Loop is about what can be seen and what cannot, how scientists imagine their work and how they describe it.

This short animated film is based on the work done in Dr Serge Mostowy’s lab on septin assembly in cells, using a zebrafish model. Lab members describe the intricate sub-cellular septin dynamics and structure, and their explanatory drawings are incorporated into the animation.

Each person’s unique and idiosyncratic vision of the process brings a different facet to the complex and secret world of septin cytoskeleton dynamics. The scientists’ different theories of assembly reveal the creative and discursive nature of science.

Samantha Moore
Samantha Moore is an award winning animated documentary maker and researcher. She is passionate about the ability of animation to convey realities in a new and surprising way. She teaches animation at the University of Wolverhampton and is completing a PhD by practice at Loughborough University about the way animation can be used to document perceptual brain states. She has published several articles on her research and has given lectures on her work including to the Royal Institute of Australia (2012) and a keynote talk and screening at the American Synesthesia Association conference in Canada (2013). In 2013 Sam taught at the Tricky Women Animation Summer School in St Pölten University, Austria. Her recent practice is about prosopagnosia and phantom limb syndrome, working with Dr Ashok Jansari at the University of East London and Dr Viva Goller at the University of Sussex.
Dr Serge Mostowy
Canadian and Swiss citizen, Dr Serge Mostowy obtained a BSc in Physics, MSc in Evolutionary Biology, and PhD in Microbiology and Immunology from McGill University (Montreal, Canada).
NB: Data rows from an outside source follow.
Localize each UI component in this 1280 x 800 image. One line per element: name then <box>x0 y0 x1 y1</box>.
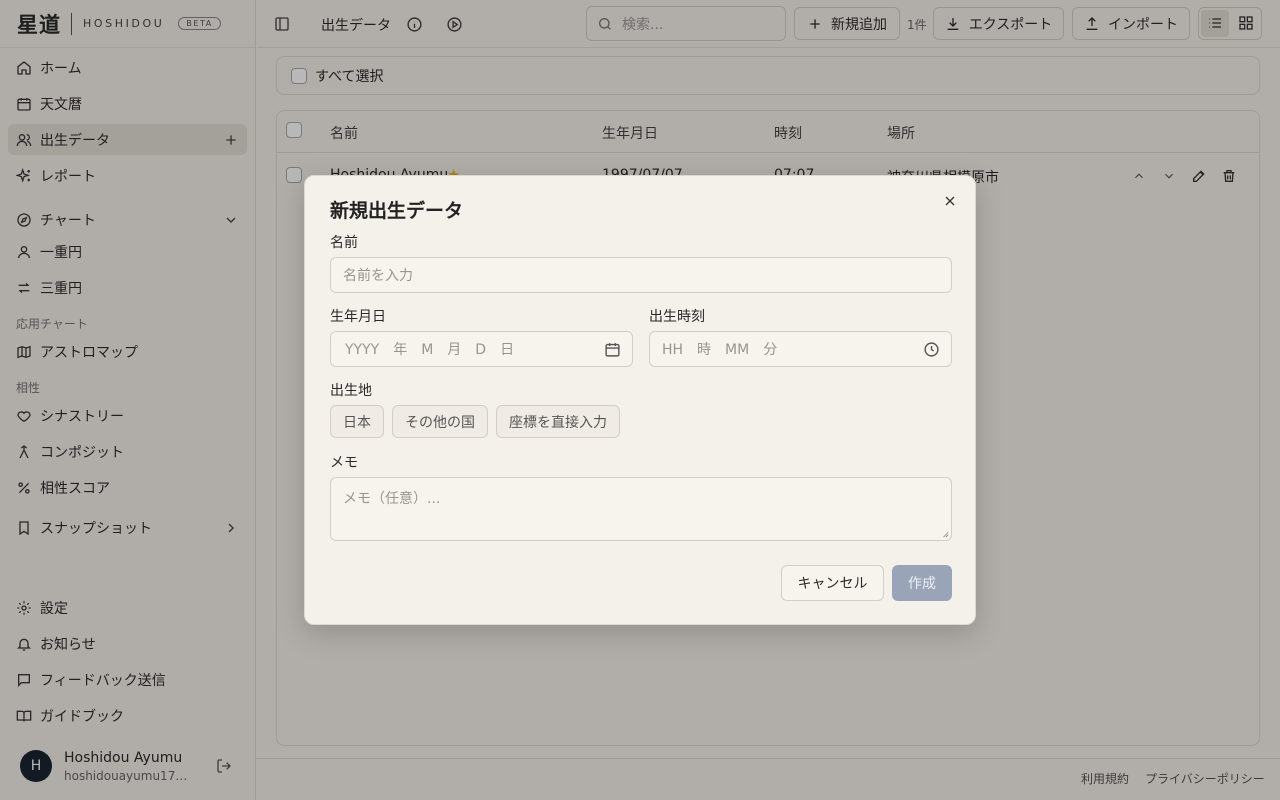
place-option-japan[interactable]: 日本 <box>330 405 384 438</box>
place-label: 出生地 <box>330 383 372 399</box>
cancel-button[interactable]: キャンセル <box>781 565 884 601</box>
date-input[interactable]: YYYY 年 M 月 D 日 <box>330 331 633 367</box>
memo-textarea[interactable]: メモ（任意）... <box>330 477 952 541</box>
place-option-other-country[interactable]: その他の国 <box>392 405 488 438</box>
clock-icon[interactable] <box>923 341 940 358</box>
resize-handle-icon[interactable] <box>941 530 949 538</box>
date-label: 生年月日 <box>330 309 386 325</box>
name-label: 名前 <box>330 235 358 251</box>
date-placeholder: YYYY 年 M 月 D 日 <box>345 342 515 358</box>
memo-label: メモ <box>330 455 358 471</box>
time-label: 出生時刻 <box>649 309 705 325</box>
create-button[interactable]: 作成 <box>892 565 952 601</box>
time-input[interactable]: HH 時 MM 分 <box>649 331 952 367</box>
place-option-coordinates[interactable]: 座標を直接入力 <box>496 405 620 438</box>
new-birth-data-dialog: 新規出生データ 名前 名前を入力 生年月日 YYYY 年 M 月 D 日 出生時… <box>304 175 976 625</box>
memo-placeholder: メモ（任意）... <box>343 491 441 507</box>
name-placeholder: 名前を入力 <box>343 268 413 284</box>
dialog-title: 新規出生データ <box>330 200 464 222</box>
time-placeholder: HH 時 MM 分 <box>662 342 778 358</box>
name-input[interactable]: 名前を入力 <box>330 257 952 293</box>
calendar-icon[interactable] <box>604 341 621 358</box>
close-icon[interactable] <box>942 193 958 209</box>
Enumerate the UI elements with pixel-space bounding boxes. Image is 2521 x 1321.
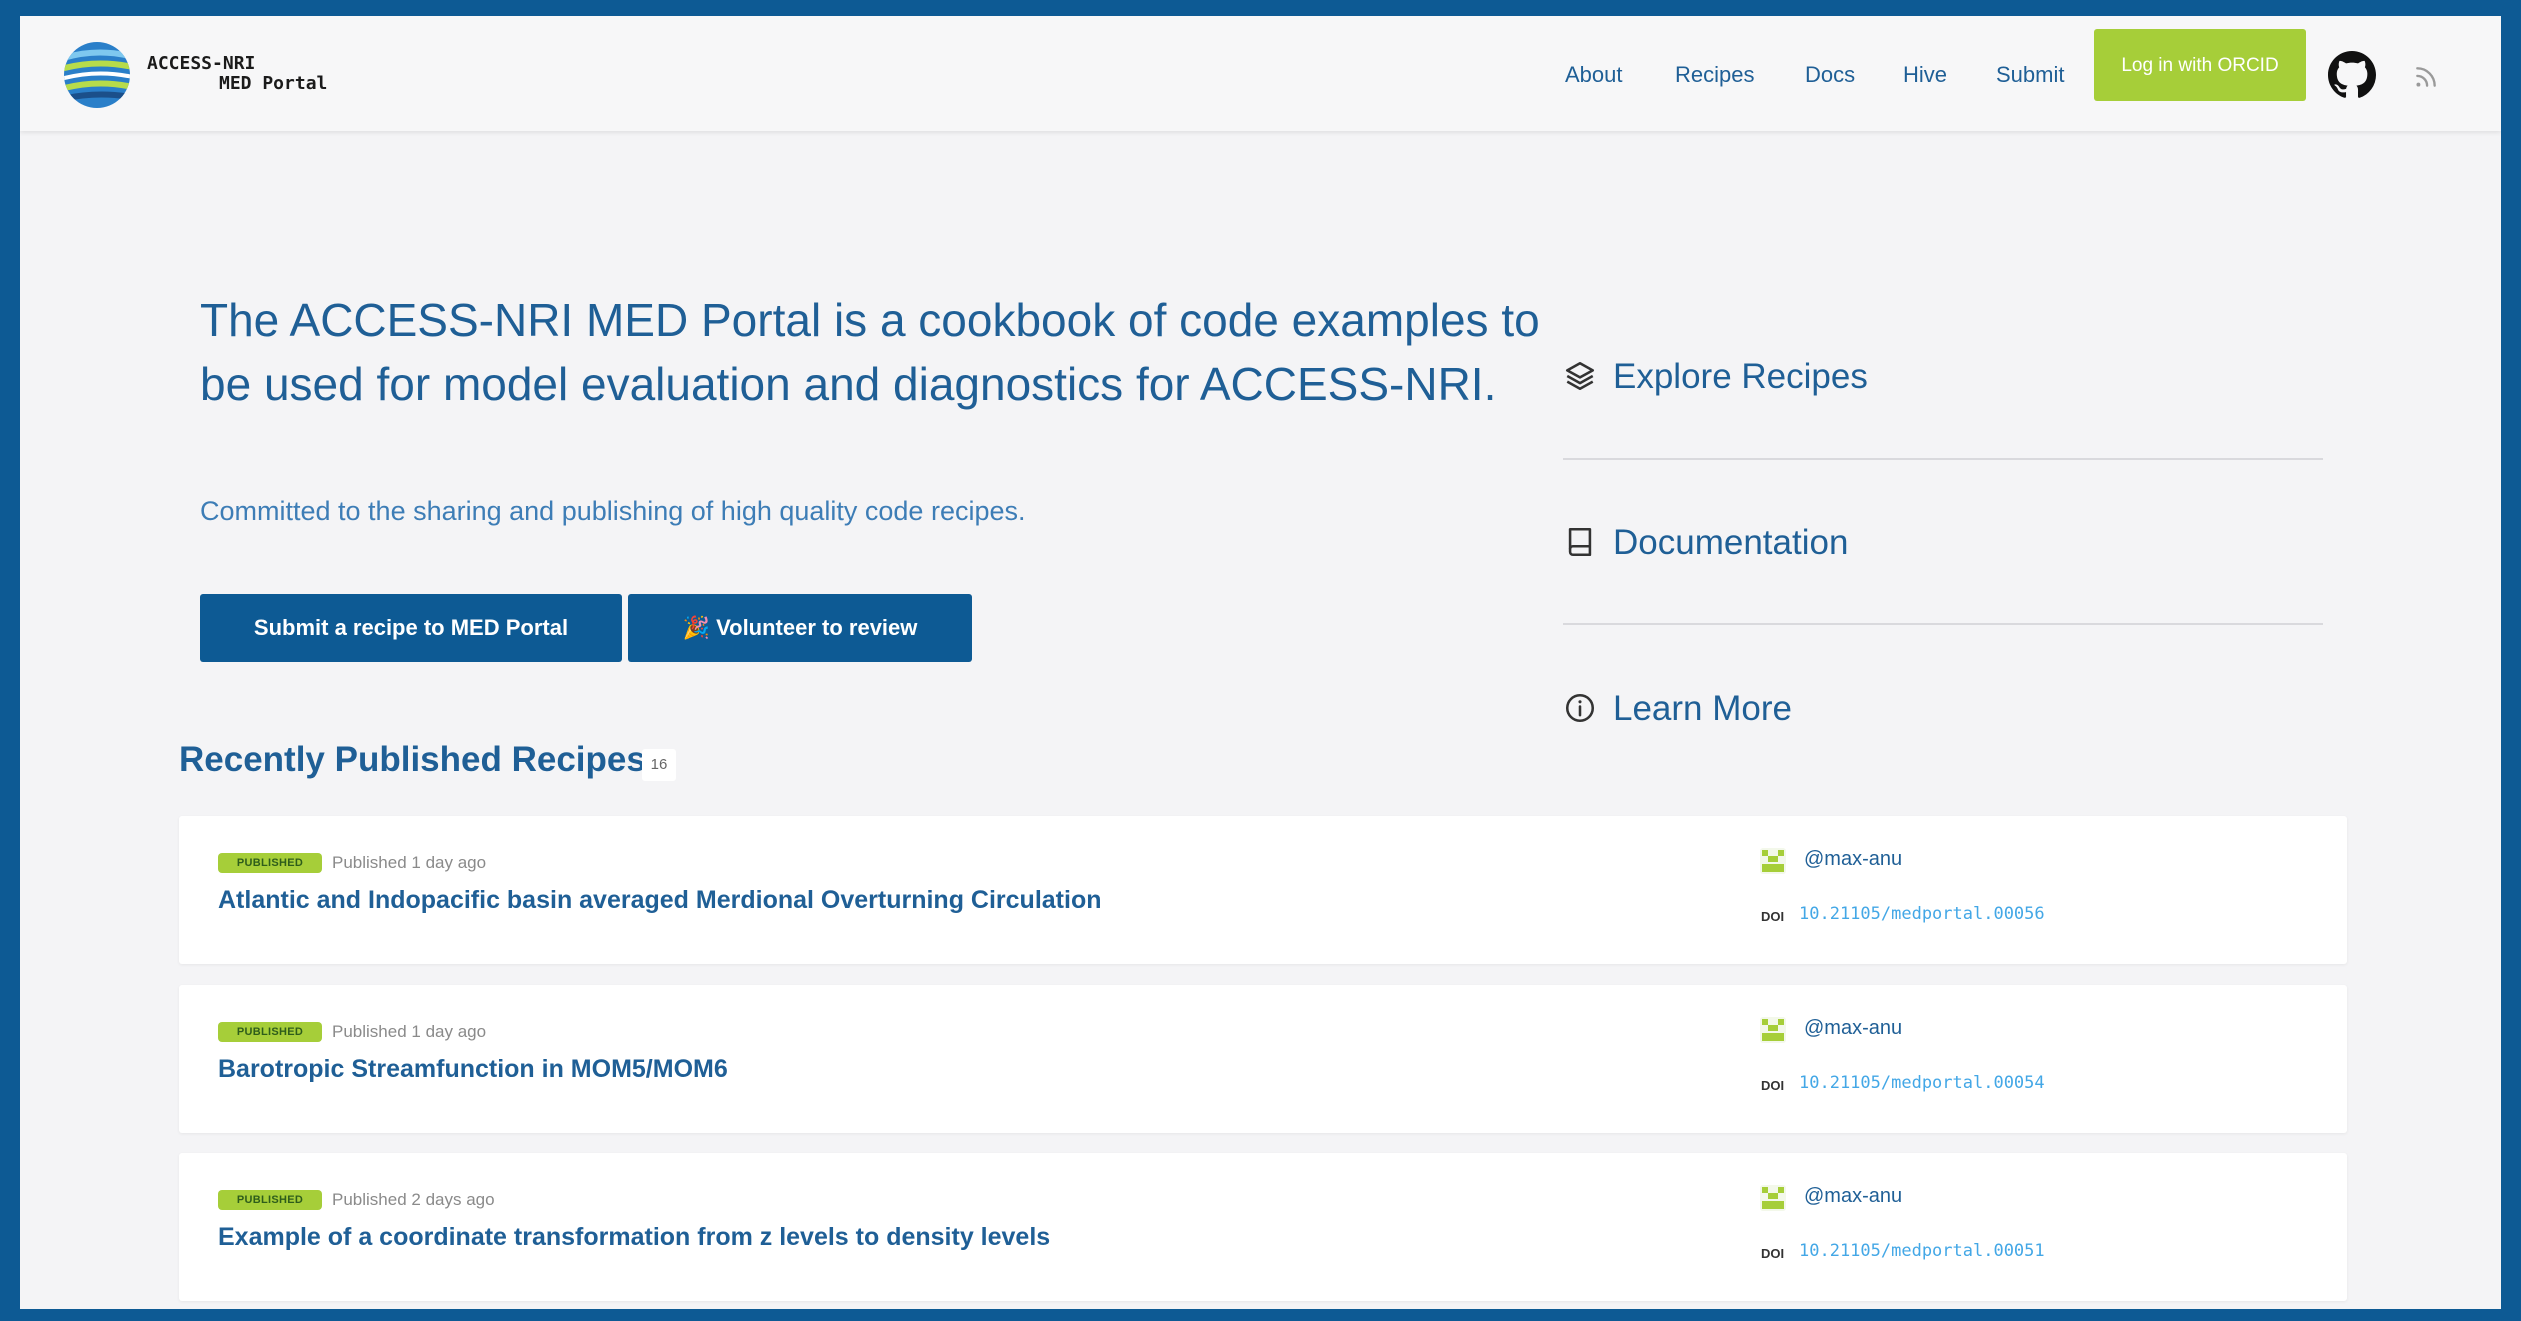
avatar-icon[interactable] bbox=[1758, 1015, 1788, 1045]
page-frame: ACCESS-NRI MED Portal About Recipes Docs… bbox=[20, 16, 2501, 1309]
hero-subtitle: Committed to the sharing and publishing … bbox=[200, 496, 1026, 526]
nav-about[interactable]: About bbox=[1565, 62, 1623, 88]
hero-title: The ACCESS-NRI MED Portal is a cookbook … bbox=[200, 294, 1540, 410]
status-badge: PUBLISHED bbox=[218, 853, 322, 873]
doi-link[interactable]: 10.21105/medportal.00051 bbox=[1799, 1241, 2045, 1261]
recipe-count-badge: 16 bbox=[642, 749, 676, 781]
layers-icon bbox=[1565, 361, 1595, 391]
nav-recipes[interactable]: Recipes bbox=[1675, 62, 1754, 88]
brand-line-2: MED Portal bbox=[219, 73, 328, 94]
doi-label: DOI bbox=[1761, 1246, 1785, 1261]
doi-label: DOI bbox=[1761, 909, 1785, 924]
info-icon bbox=[1565, 693, 1595, 723]
learn-more-link[interactable]: Learn More bbox=[1563, 677, 2323, 737]
side-divider bbox=[1563, 623, 2323, 625]
brand-line-1: ACCESS-NRI bbox=[147, 53, 256, 74]
submit-recipe-button[interactable]: Submit a recipe to MED Portal bbox=[200, 594, 622, 662]
recipe-title-link[interactable]: Example of a coordinate transformation f… bbox=[218, 1223, 1050, 1252]
login-orcid-button[interactable]: Log in with ORCID bbox=[2094, 29, 2306, 101]
explore-recipes-link[interactable]: Explore Recipes bbox=[1563, 345, 2323, 405]
nav-submit[interactable]: Submit bbox=[1996, 62, 2064, 88]
author-link[interactable]: @max-anu bbox=[1804, 848, 1902, 871]
doi-label: DOI bbox=[1761, 1078, 1785, 1093]
documentation-label: Documentation bbox=[1613, 523, 1849, 562]
recipe-title-link[interactable]: Atlantic and Indopacific basin averaged … bbox=[218, 886, 1101, 915]
avatar-icon[interactable] bbox=[1758, 1183, 1788, 1213]
github-icon[interactable] bbox=[2328, 51, 2376, 99]
top-navbar: ACCESS-NRI MED Portal About Recipes Docs… bbox=[20, 16, 2501, 131]
doi-link[interactable]: 10.21105/medportal.00054 bbox=[1799, 1073, 2045, 1093]
published-date: Published 1 day ago bbox=[332, 1022, 487, 1041]
published-date: Published 2 days ago bbox=[332, 1190, 495, 1209]
avatar-icon[interactable] bbox=[1758, 846, 1788, 876]
published-date: Published 1 day ago bbox=[332, 853, 487, 872]
explore-recipes-label: Explore Recipes bbox=[1613, 357, 1868, 396]
recipe-card[interactable]: PUBLISHED Published 1 day ago Barotropic… bbox=[179, 985, 2347, 1133]
status-badge: PUBLISHED bbox=[218, 1022, 322, 1042]
recent-recipes-heading: Recently Published Recipes bbox=[179, 740, 646, 779]
recipe-card[interactable]: PUBLISHED Published 2 days ago Example o… bbox=[179, 1153, 2347, 1301]
author-link[interactable]: @max-anu bbox=[1804, 1185, 1902, 1208]
brand-wordmark[interactable]: ACCESS-NRI MED Portal bbox=[147, 54, 327, 94]
nav-docs[interactable]: Docs bbox=[1805, 62, 1855, 88]
volunteer-review-button[interactable]: 🎉 Volunteer to review bbox=[628, 594, 972, 662]
book-icon bbox=[1568, 527, 1592, 557]
nav-hive[interactable]: Hive bbox=[1903, 62, 1947, 88]
doi-link[interactable]: 10.21105/medportal.00056 bbox=[1799, 904, 2045, 924]
recipe-title-link[interactable]: Barotropic Streamfunction in MOM5/MOM6 bbox=[218, 1055, 728, 1084]
author-link[interactable]: @max-anu bbox=[1804, 1017, 1902, 1040]
learn-more-label: Learn More bbox=[1613, 689, 1792, 728]
rss-icon[interactable] bbox=[2413, 64, 2439, 90]
recipe-card[interactable]: PUBLISHED Published 1 day ago Atlantic a… bbox=[179, 816, 2347, 964]
side-divider bbox=[1563, 458, 2323, 460]
documentation-link[interactable]: Documentation bbox=[1563, 511, 2323, 571]
status-badge: PUBLISHED bbox=[218, 1190, 322, 1210]
access-nri-logo-icon[interactable] bbox=[62, 40, 132, 110]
In 2006, he was a postdoctoral fellow at Institut Pasteur (Paris, France), studying the cell biology of infection. In late 2011, he moved to Imperial College London to start his own research group, studying intracellular host defence to bacterial pathogens. His research focuses on developing zebrafish as a new model for the in vivo study of Shigella pathogenesis, septin biology and bacterial autophagy, with the aim to have a more comprehensive understanding of host defence at the molecular, cellular and whole organism level, generating important consequences for bacterial pathophysiology and its control. In 2015 Serge was awarded a Prize Fellowship from the Lister Institute of Preventive Medicine.